Seattle Times staff reporter

The University of Washington's law school has won a $2 million State Department grant to help war-ravaged Afghanistan rebuild its legal profession.

The school's Asian Law Center, which has vast experience working with Islamic countries, beat out six other law schools to operate the three-year program.

In a country where the rule of law has essentially vanished, this kind of help is desperately needed, U.S. government and Afghan legal experts agree.

Under the program, the UW will bring as many as 20 Afghan scholars and master's-degree candidates to the Seattle campus to study and research aspects of international and American law.

The faculty members — most of whom will be linked to Kabul University — will return home after a year to help train the Asian country's next generation of legal minds.

"This potentially could be very significant for the future of Afghanistan," said Jon Eddy, program manager.

Afghanistan had endured more than a quarter-century of war before the United States invaded it after the Sept. 11 terrorist attacks.

In December, a group of senior Afghan lawyers and judges, speaking before the U.S. Institute of Peace, characterized the condition of the country's legal system as bleak.

Many of the courts don't have buildings in which to operate, they complained. Afghan legal experts consider many judges to be unqualified, and defense attorneys are rare.

Virtually nothing has been done to establish and apply qualifications for judicial personnel, develop court administration, or address deep-rooted corruption in the government.

The law center's Eddy, who met with Kabul University officials and faculty in January, said post-war Afghanistan is still a tough place.

"The infrastructure in Kabul has not recovered," Eddy said.

Under Taliban rule, university faculty members were isolated, unable to travel outside the country or to remain in contact with the broader legal community, he said.

Supplies are scarce and there's no access to modern equipment. Legal educators say much of their research is lost because it is handwritten and cannot be disseminated.

But, Eddy said, "there's a strong commitment by the people I met to improve the legal education and recover from the destruction of the last 25 years or so."

State Department officials say the Asian Law Center was chosen because of its extensive work over the past 40 years to establish legal systems in post-conflict countries throughout Asia.

Still, the Afghan Project poses its own set of challenges.

The $2 million grant for three years is meager, and with it the law center will be able to bring no more than 20 faculty members from Afghanistan for one-year stints beginning in January 2006.

There's no funding beyond year three. In parts of Afghanistan, security remains a concern for UW faculty members who will visit and be based there.

Communication also will be a challenge.

"Many young and midcareer professionals have not had a chance to have a formal education," pointed out Veronica Taylor, the law center's director. "So while they have some functional English, they lack the technical language necessary to perform in a professional setting."
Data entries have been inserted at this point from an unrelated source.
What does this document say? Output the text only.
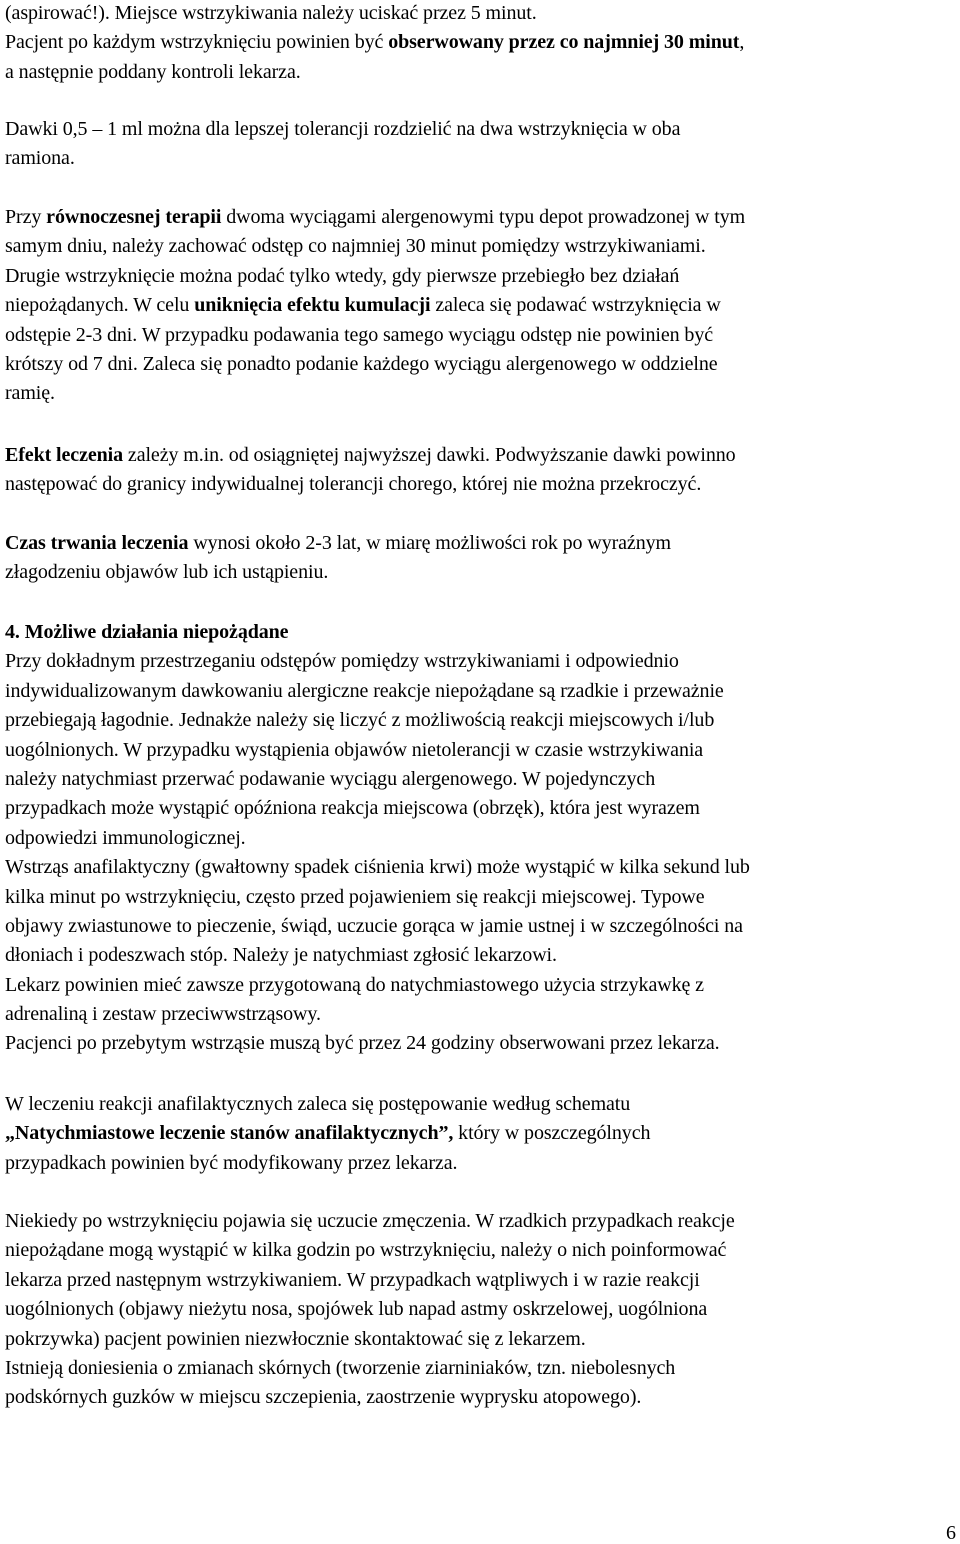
(aspirować!). Miejsce wstrzykiwania należy uciskać przez 5 minut.
Pacjent po każdym wstrzyknięciu powinien być obserwowany przez co najmniej 30 minut,
a następnie poddany kontroli lekarza.
Dawki 0,5 – 1 ml można dla lepszej tolerancji rozdzielić na dwa wstrzyknięcia w oba
ramiona.
Przy równoczesnej terapii dwoma wyciągami alergenowymi typu depot prowadzonej w tym
samym dniu, należy zachować odstęp co najmniej 30 minut pomiędzy wstrzykiwaniami.
Drugie wstrzyknięcie można podać tylko wtedy, gdy pierwsze przebiegło bez działań
niepożądanych. W celu uniknięcia efektu kumulacji zaleca się podawać wstrzyknięcia w
odstępie 2-3 dni. W przypadku podawania tego samego wyciągu odstęp nie powinien być
krótszy od 7 dni. Zaleca się ponadto podanie każdego wyciągu alergenowego w oddzielne
ramię.
Efekt leczenia zależy m.in. od osiągniętej najwyższej dawki. Podwyższanie dawki powinno
następować do granicy indywidualnej tolerancji chorego, której nie można przekroczyć.
Czas trwania leczenia wynosi około 2-3 lat, w miarę możliwości rok po wyraźnym
złagodzeniu objawów lub ich ustąpieniu.
4. Możliwe działania niepożądane
Przy dokładnym przestrzeganiu odstępów pomiędzy wstrzykiwaniami i odpowiednio
indywidualizowanym dawkowaniu alergiczne reakcje niepożądane są rzadkie i przeważnie
przebiegają łagodnie. Jednakże należy się liczyć z możliwością reakcji miejscowych i/lub
uogólnionych. W przypadku wystąpienia objawów nietolerancji w czasie wstrzykiwania
należy natychmiast przerwać podawanie wyciągu alergenowego. W pojedynczych
przypadkach może wystąpić opóźniona reakcja miejscowa (obrzęk), która jest wyrazem
odpowiedzi immunologicznej.
Wstrząs anafilaktyczny (gwałtowny spadek ciśnienia krwi) może wystąpić w kilka sekund lub
kilka minut po wstrzyknięciu, często przed pojawieniem się reakcji miejscowej. Typowe
objawy zwiastunowe to pieczenie, świąd, uczucie gorąca w jamie ustnej i w szczególności na
dłoniach i podeszwach stóp. Należy je natychmiast zgłosić lekarzowi.
Lekarz powinien mieć zawsze przygotowaną do natychmiastowego użycia strzykawkę z
adrenaliną i zestaw przeciwwstrząsowy.
Pacjenci po przebytym wstrząsie muszą być przez 24 godziny obserwowani przez lekarza.
W leczeniu reakcji anafilaktycznych zaleca się postępowanie według schematu
„Natychmiastowe leczenie stanów anafilaktycznych”, który w poszczególnych
przypadkach powinien być modyfikowany przez lekarza.
Niekiedy po wstrzyknięciu pojawia się uczucie zmęczenia. W rzadkich przypadkach reakcje
niepożądane mogą wystąpić w kilka godzin po wstrzyknięciu, należy o nich poinformować
lekarza przed następnym wstrzykiwaniem. W przypadkach wątpliwych i w razie reakcji
uogólnionych (objawy nieżytu nosa, spojówek lub napad astmy oskrzelowej, uogólniona
pokrzywka) pacjent powinien niezwłocznie skontaktować się z lekarzem.
Istnieją doniesienia o zmianach skórnych (tworzenie ziarniniaków, tzn. niebolesnych
podskórnych guzków w miejscu szczepienia, zaostrzenie wyprysku atopowego).
6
Members of the civic and Sharia (Islamic) law faculty at Kabul are being invited now to apply for the UW program, and participants will be chosen in May. Officials hope to get as many women as possible involved, said Clark Lombardi, an assistant law professor at the UW.

The group will begin an aggressive course of study in English and culture that will prepare them for study in the U.S., said Lombardi.

From the initial group, about six senior scholars will be selected to travel to Seattle in January to pursue specialized work of their own choosing while helping the program fine-tune coursework for a master's of law program.

In September 2006, a larger group of 12 or more will arrive to pursue master's degrees.

Lombardi hopes to find additional funding sources starting in the program's second year.

Taylor said the law center will work with other law schools across the country, including those that competed for the grant, to help train Afghan legal educators and assist them in rebuilding the country's legal system.

"We're at the beginning of what is going to be a long-term process," she said.